De hulp die ik kreeg wees ik dikwijls af, want als ik beter zou zijn… Zouden ze me dan nogsteeds willen helpen? Ik wist niet of ik het wel aandurfde. Ik wilde zo graag gezien worden. Door die zieke wedstrijdjes te willen winnen en voor mijn gevoel soms ook te winnen, voelde ik me gezien, maar wat won ik eigenlijk? Wie was nu winnaar en wie was nu verliezer? Passen zulke termen überhaupt wel binnen dit onderwerp? Voor wie deed ik het eigenlijk? Voor mezelf? Maar het voelde toch niet goed? Voor de ander? Maar ik deed er zo veel mensen pijn mee. Ik was het even kwijt. Kon niet helder meer denken.
Het beeld van een eetstoornis en psychische problemen heb ik dikwijls geromantiseerd. Ik wilde dat bijzondere, mooie, maar geestezieke meisje uit de film zijn. Ik wilde gezien worden. Gehoord worden. De hoofdrol spelen, maar er valt geen eer te behalen in het hebben van een eetstoornis. Het leven is geen film. Een eetstoornis heeft geen happy end. Het brengt je geen geluk. Het maakt niemand mooi. Er valt niks in te winnen. Het is geen voorwaarde voor liefde en zorg. Het maakt je niet gelukkig. Je bent niet vrij en dan zou wel kunnen.
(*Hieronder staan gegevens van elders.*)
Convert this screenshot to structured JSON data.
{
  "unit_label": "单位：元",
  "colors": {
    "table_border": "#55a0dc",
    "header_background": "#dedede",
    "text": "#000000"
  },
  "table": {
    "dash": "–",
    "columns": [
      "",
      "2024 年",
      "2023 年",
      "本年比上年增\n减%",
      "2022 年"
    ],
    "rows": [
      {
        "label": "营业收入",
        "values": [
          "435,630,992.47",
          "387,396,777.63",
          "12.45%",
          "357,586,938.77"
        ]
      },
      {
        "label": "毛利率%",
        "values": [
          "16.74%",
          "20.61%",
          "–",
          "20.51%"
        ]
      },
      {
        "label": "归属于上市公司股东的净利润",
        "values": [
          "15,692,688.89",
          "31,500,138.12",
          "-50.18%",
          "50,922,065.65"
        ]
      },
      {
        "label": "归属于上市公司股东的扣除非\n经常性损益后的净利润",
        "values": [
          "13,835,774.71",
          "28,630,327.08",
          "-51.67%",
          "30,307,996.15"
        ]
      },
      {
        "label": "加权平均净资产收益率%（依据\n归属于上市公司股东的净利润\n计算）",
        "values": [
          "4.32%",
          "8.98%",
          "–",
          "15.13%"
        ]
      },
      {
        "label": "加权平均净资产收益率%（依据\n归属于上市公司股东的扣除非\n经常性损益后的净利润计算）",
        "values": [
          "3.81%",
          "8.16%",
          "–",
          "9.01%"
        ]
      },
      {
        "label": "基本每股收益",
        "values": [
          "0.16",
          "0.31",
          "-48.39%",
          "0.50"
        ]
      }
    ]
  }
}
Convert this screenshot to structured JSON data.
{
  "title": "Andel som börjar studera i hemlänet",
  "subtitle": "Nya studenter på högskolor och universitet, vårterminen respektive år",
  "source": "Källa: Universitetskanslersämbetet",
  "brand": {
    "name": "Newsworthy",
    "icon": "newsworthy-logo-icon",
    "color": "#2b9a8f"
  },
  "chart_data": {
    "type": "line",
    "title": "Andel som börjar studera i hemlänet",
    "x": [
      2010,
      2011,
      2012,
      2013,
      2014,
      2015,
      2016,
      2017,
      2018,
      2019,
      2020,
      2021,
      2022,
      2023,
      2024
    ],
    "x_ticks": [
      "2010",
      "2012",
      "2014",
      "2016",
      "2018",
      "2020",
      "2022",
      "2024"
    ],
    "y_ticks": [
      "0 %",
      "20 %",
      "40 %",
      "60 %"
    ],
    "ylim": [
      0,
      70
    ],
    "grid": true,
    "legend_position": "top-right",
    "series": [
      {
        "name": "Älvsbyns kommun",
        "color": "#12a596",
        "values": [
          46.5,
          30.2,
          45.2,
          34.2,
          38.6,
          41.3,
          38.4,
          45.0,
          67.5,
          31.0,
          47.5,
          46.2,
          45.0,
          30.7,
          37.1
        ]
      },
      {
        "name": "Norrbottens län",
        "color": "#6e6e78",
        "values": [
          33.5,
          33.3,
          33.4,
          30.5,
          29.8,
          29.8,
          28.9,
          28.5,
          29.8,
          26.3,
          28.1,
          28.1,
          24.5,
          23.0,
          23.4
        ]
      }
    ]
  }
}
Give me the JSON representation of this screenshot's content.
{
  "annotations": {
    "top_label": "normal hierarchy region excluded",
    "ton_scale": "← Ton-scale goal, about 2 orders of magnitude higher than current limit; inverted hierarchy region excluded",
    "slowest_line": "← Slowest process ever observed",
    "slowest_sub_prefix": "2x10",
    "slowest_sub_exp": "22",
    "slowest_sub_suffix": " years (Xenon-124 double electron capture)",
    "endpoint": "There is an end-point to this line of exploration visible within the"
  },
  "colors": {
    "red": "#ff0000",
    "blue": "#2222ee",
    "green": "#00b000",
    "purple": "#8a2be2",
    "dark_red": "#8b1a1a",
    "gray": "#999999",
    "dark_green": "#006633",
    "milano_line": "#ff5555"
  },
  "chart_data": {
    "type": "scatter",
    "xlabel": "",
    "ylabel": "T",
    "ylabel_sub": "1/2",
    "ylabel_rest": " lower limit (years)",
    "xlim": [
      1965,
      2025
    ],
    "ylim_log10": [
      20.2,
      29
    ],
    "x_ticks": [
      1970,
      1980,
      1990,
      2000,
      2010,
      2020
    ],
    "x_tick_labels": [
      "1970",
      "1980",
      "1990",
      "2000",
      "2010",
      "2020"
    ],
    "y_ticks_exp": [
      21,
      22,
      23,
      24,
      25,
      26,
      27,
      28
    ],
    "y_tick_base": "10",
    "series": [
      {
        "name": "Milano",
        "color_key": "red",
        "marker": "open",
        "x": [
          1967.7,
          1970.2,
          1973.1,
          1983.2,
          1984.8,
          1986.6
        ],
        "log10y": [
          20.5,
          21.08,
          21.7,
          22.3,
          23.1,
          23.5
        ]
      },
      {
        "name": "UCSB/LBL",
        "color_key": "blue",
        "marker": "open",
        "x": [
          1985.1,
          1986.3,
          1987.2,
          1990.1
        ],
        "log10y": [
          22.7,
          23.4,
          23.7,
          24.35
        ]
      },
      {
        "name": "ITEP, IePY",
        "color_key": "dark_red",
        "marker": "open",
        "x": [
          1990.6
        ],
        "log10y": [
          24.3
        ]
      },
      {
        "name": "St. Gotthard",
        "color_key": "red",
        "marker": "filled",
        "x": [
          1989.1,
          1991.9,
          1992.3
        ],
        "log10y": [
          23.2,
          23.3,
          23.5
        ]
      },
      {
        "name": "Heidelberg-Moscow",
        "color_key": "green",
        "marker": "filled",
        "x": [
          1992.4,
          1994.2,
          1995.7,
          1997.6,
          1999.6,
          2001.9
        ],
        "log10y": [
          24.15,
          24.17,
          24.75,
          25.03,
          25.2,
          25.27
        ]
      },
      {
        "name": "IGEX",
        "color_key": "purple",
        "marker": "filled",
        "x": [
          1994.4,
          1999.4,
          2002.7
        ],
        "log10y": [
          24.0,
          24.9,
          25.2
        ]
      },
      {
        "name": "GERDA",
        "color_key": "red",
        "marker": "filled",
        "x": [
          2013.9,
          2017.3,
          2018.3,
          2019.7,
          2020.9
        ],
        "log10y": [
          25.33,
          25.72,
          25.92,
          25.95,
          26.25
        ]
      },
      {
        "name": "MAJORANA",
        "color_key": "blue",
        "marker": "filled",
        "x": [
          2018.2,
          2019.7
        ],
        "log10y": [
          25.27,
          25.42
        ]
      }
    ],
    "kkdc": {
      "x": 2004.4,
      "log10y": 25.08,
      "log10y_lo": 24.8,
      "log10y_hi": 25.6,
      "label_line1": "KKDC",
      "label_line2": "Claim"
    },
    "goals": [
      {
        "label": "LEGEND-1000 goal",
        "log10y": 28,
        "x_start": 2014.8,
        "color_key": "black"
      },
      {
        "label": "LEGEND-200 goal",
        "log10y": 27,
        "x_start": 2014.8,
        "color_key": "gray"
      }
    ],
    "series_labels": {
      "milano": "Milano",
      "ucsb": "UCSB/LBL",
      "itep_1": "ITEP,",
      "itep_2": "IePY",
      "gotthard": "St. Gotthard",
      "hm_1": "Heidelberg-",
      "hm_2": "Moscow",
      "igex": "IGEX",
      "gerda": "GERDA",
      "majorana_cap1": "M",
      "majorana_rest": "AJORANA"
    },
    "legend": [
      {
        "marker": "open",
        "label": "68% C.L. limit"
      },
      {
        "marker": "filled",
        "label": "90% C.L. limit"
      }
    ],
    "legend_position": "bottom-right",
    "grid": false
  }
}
Het leven is het waard, gewoon zoals het is. Het is geen competitie. Je kan niet altijd maar pieken. Altijd maar de beste zijn. Door iedereen geliefd worden. Niemands leven is volmaakt. Ik zie de angst bij de mensen om me heen. “Maar haar leven is perfect, kijk maar.” Instagram is niet de waarheid. Ik ben blij dat ik kan zeggen dat ik nu een stuk milder ben geworden. Milder naar mezelf en milder naar het leven. De behoefte om geliefd te worden is er zeker. Het is een normale behoefte die we allemaal hebben, maar het is zo veel fijner om geliefd te worden gewoon zoals je bent dan om de winnaar te zijn op een race met een doodlopend spoor. Je leert jezelf waarderen. Als je al die kracht en energie (want die heb je) die je in je eetstoornis stak eens in iets moois zou steken… Je moest eens weten… Wat er dan allemaal mogelijk is.